🤖 AI Summary
This work addresses the challenge of achieving multi-granularity semantic control in image generation under unsupervised settings, particularly when manual annotations are unavailable. The authors propose a coarse-to-fine unsupervised conditional generation framework that ensures semantic consistency between generated images and the latent space through adversarial semantic mutual learning. They construct a structured coarse-granularity latent space using binary codes and introduce a hierarchical modulation mechanism to inject conditioning signals layer-by-layer into a diffusion model, thereby enabling fine-grained attribute control. Notably, this approach is the first to simultaneously support both coarse- and fine-grained semantic manipulation without requiring labels or pretrained feature extractors, outperforming existing unsupervised methods in terms of image quality, semantic fidelity, and control precision.
📝 Abstract
Unsupervised conditional image generation (UCGen) aims to control generation without relying on manually annotated labels, yet remains challenging due to unstructured semantic representations across granularities. To address this, we propose a novel coarse-to-fine UCGen framework (CoFi-UCGen) that explicitly disentangles global semantics from fine-grained variations, which to the best of our knowledge, sets out the first successful attempt for both coarse- and fine-grained conditional generation without any labels. More specifically, we first propose the adversarial semantic reciprocal learning theory to ensure the semantic consistency and completeness between images and latent spaces. Based on the consistency, we propose the bit-codes to learn a structured coarse-grained latent space, and further prove distinct global semantics inherent from our bit-codes while preserving independent noise sampling for generation.
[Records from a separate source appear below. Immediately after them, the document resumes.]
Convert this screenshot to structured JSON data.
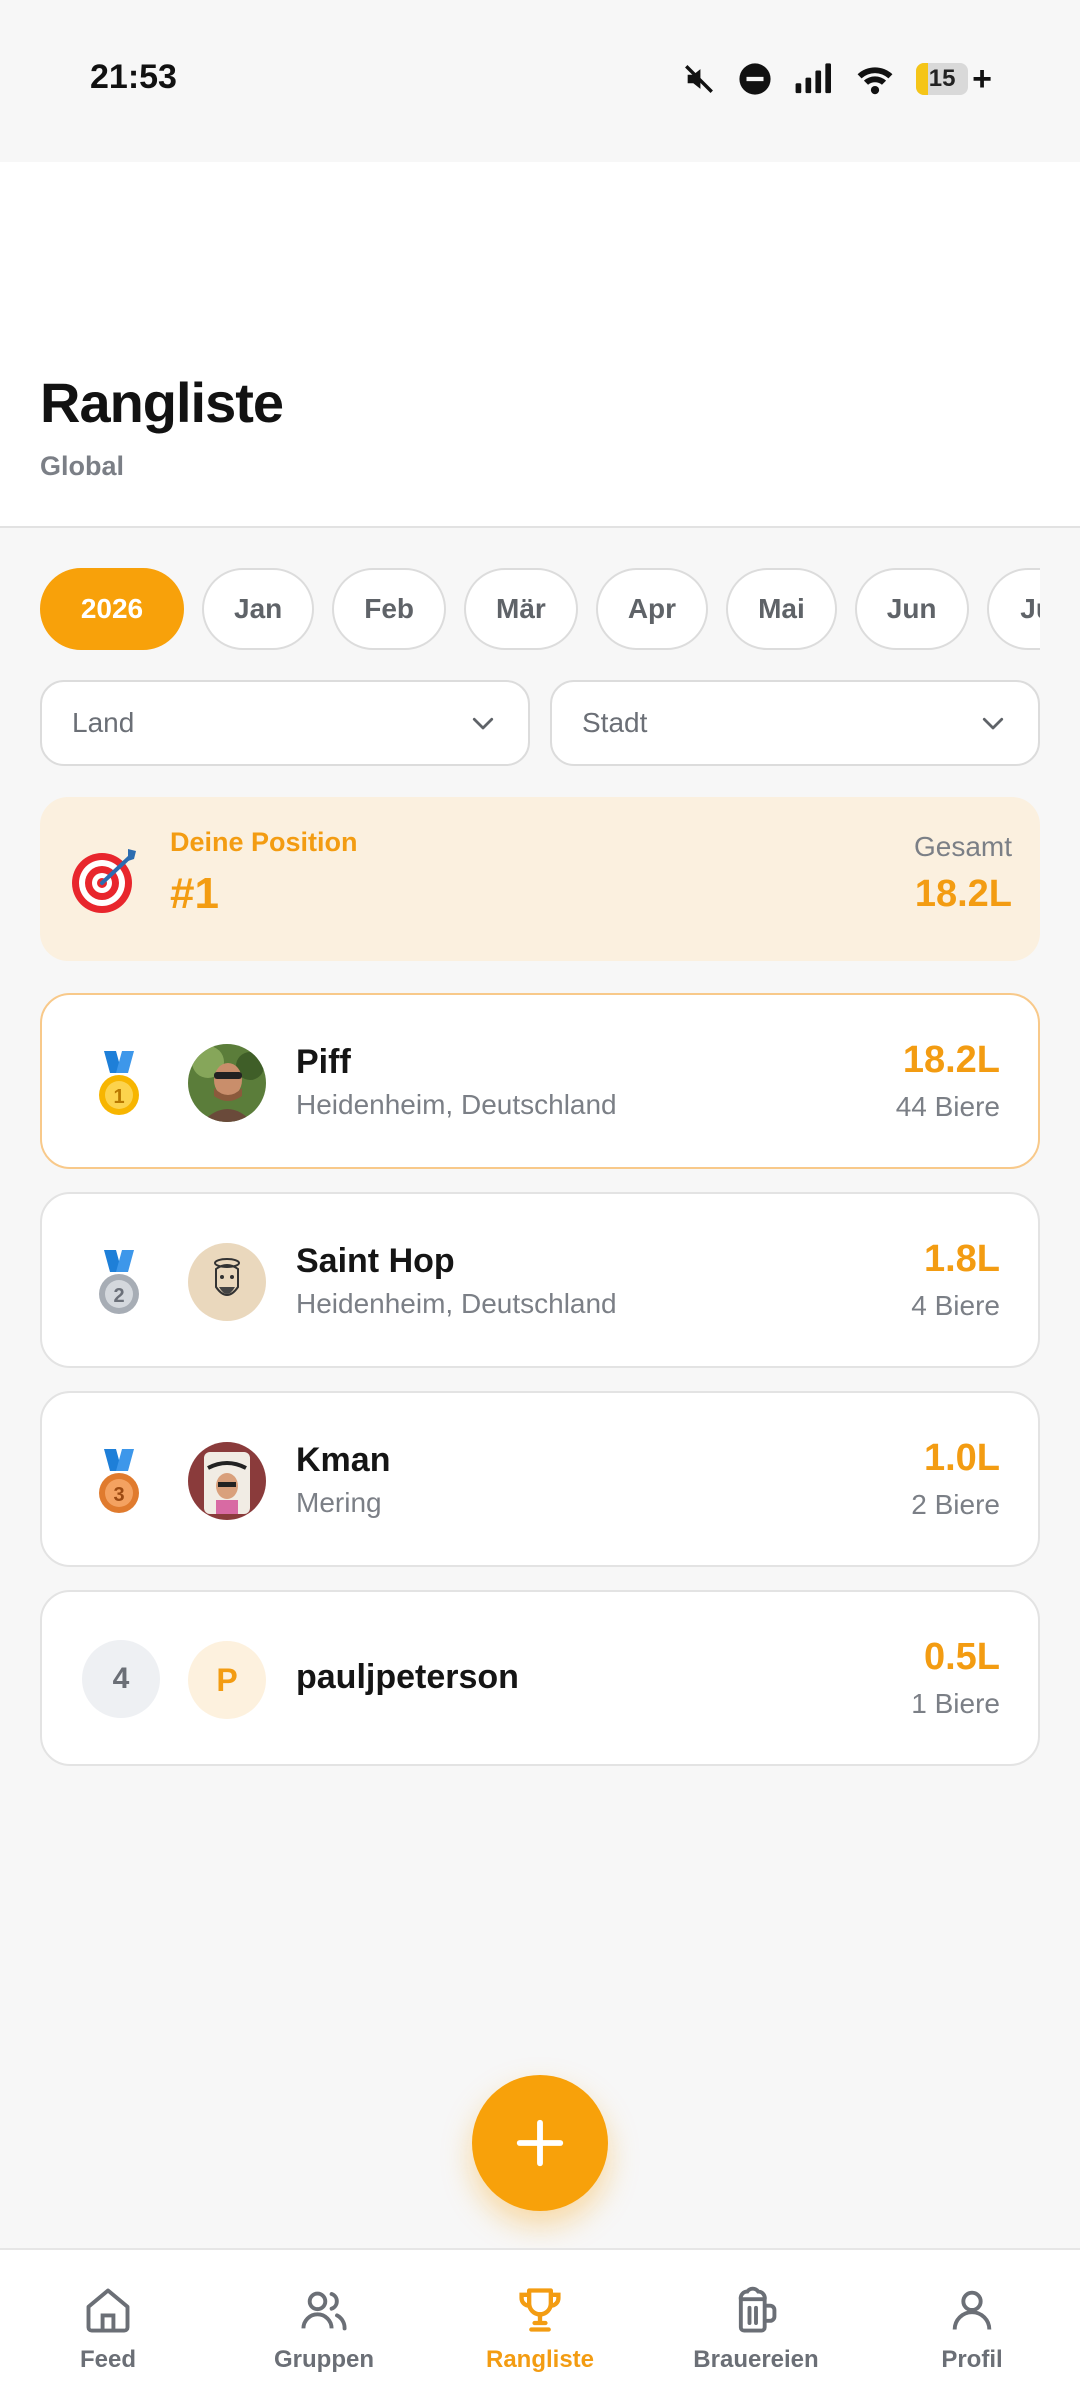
{
  "status_bar": {
    "time": "21:53",
    "battery_level": "15",
    "icons": [
      "mute-icon",
      "dnd-icon",
      "signal-icon",
      "wifi-icon",
      "battery-icon"
    ]
  },
  "header": {
    "title": "Rangliste",
    "subtitle": "Global"
  },
  "period_chips": [
    {
      "label": "2026",
      "active": true
    },
    {
      "label": "Jan"
    },
    {
      "label": "Feb"
    },
    {
      "label": "Mär"
    },
    {
      "label": "Apr"
    },
    {
      "label": "Mai"
    },
    {
      "label": "Jun"
    },
    {
      "label": "Jul"
    }
  ],
  "filters": {
    "country_placeholder": "Land",
    "city_placeholder": "Stadt"
  },
  "my_position": {
    "label": "Deine Position",
    "rank": "#1",
    "total_label": "Gesamt",
    "total_value": "18.2L"
  },
  "leaderboard": [
    {
      "rank": 1,
      "name": "Piff",
      "location": "Heidenheim, Deutschland",
      "amount": "18.2L",
      "beers": "44 Biere"
    },
    {
      "rank": 2,
      "name": "Saint Hop",
      "location": "Heidenheim, Deutschland",
      "amount": "1.8L",
      "beers": "4 Biere"
    },
    {
      "rank": 3,
      "name": "Kman",
      "location": "Mering",
      "amount": "1.0L",
      "beers": "2 Biere"
    },
    {
      "rank": "4",
      "name": "pauljpeterson",
      "avatar_letter": "P",
      "amount": "0.5L",
      "beers": "1 Biere"
    }
  ],
  "nav": [
    {
      "label": "Feed",
      "icon": "home-icon"
    },
    {
      "label": "Gruppen",
      "icon": "users-icon"
    },
    {
      "label": "Rangliste",
      "icon": "trophy-icon",
      "active": true
    },
    {
      "label": "Brauereien",
      "icon": "beer-mug-icon"
    },
    {
      "label": "Profil",
      "icon": "user-icon"
    }
  ],
  "colors": {
    "accent": "#f8a10a",
    "accent_text": "#f39c12",
    "position_bg": "#fbf0df"
  }
}
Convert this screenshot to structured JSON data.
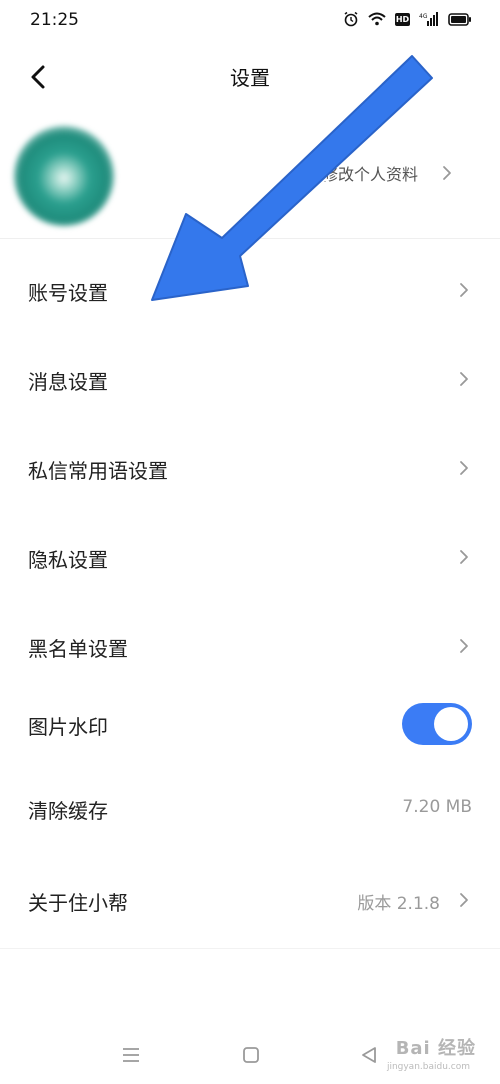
{
  "status_bar": {
    "time": "21:25",
    "icons": [
      "alarm-icon",
      "wifi-icon",
      "hd-icon",
      "signal-4g-icon",
      "battery-icon"
    ],
    "hd_label": "HD",
    "network_label": "4G"
  },
  "header": {
    "title": "设置",
    "back_icon": "back-chevron-icon"
  },
  "profile": {
    "edit_label": "修改个人资料"
  },
  "settings": {
    "account": {
      "label": "账号设置"
    },
    "message": {
      "label": "消息设置"
    },
    "dm_phrases": {
      "label": "私信常用语设置"
    },
    "privacy": {
      "label": "隐私设置"
    },
    "blacklist": {
      "label": "黑名单设置"
    },
    "watermark": {
      "label": "图片水印",
      "enabled": true
    },
    "clear_cache": {
      "label": "清除缓存",
      "value": "7.20 MB"
    },
    "about": {
      "label": "关于住小帮",
      "value": "版本 2.1.8"
    }
  },
  "colors": {
    "accent": "#3b7cf5",
    "arrow": "#3478ec",
    "value_text": "#9a9a9a"
  },
  "nav_bar": {
    "icons": [
      "menu-icon",
      "home-icon",
      "back-triangle-icon"
    ]
  },
  "watermark": {
    "text": "Bai 经验",
    "sub": "jingyan.baidu.com"
  }
}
Building upon these bit-codes, we establish a fine-grained semantic basis and introduce a hierarchical modulation mechanism in diffusion models, by enabling layer-wise injection from coarse conditions to progressively control fine-grained attributes during generation. Extensive experiments demonstrate that without any label priors or pre-trained feature extractors, our CoFi-UCGen consistently outperforms existing UCGen methods in terms of image quality, semantic consistency, and control accuracy, verifying the effectiveness of explicit coarse-to-fine semantic decomposition for the challenging UCGen task.